The Rainbow tells the story of three generations of the Brangwen family, a dynasty of farmers and craftsmen who live in the east Midlands of England, on the borders of Nottinghamshire and Derbyshire. The book spans a period of roughly 65 years from the 1840s to 1905, and shows how the love relationships of the Brangwens change against the backdrop of the increasing industrialisation of Britain. The first central character, Tom Brangwen, is a farmer whose experience of the world does not stretch beyond these two counties; while the last, Ursula, his granddaughter, studies at university and becomes a teacher in the progressively urbanised, capitalist and industrial world.

The book starts with a description of the Brangwen dynasty, then deals with how Tom Brangwen, one of several brothers, fell in love with a Polish refugee and widow, Lydia. The next part of the book deals with Lydia's daughter by her first husband, Anna, and her destructive, battle-riven relationship with her husband, Will, the son of one of Tom's brothers. The last and most extended part of the book, and also probably the most famous, then deals with Will and Anna's daughter, Ursula, and her struggle to find fulfilment for her passionate, spiritual and sensual nature against the confines of the increasingly materialist and conformist society around her.
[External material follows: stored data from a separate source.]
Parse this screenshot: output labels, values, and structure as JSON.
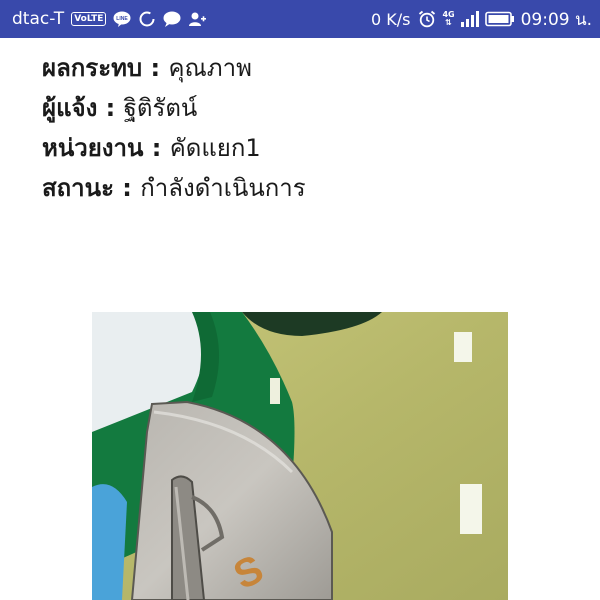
{
  "status_bar": {
    "carrier": "dtac-T",
    "volte_badge": "VoLTE",
    "line_badge": "LINE",
    "network_speed": "0 K/s",
    "network_type": "4G",
    "time": "09:09 น.",
    "bg_color": "#3949ab"
  },
  "details": [
    {
      "label": "ผลกระทบ",
      "separator": " : ",
      "value": "คุณภาพ"
    },
    {
      "label": "ผู้แจ้ง",
      "separator": " : ",
      "value": "ฐิติรัตน์"
    },
    {
      "label": "หน่วยงาน",
      "separator": " : ",
      "value": "คัดแยก1"
    },
    {
      "label": "สถานะ",
      "separator": " : ",
      "value": "กำลังดำเนินการ"
    }
  ]
}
She experiences a same-sex relationship with a teacher, and a passionate but ultimately doomed love affair with Anton Skrebensky, a British soldier of Polish ancestry. At the end of the book, having failed to find her fulfilment in Skrebensky, she has a vision of a rainbow towering over the Earth, promising a new dawn for humanity:

"She saw in the rainbow the earth's new architecture, the old, brittle corruption of houses and factories swept away, the world built up in a living fabric of Truth, fitting to the over-arching heaven."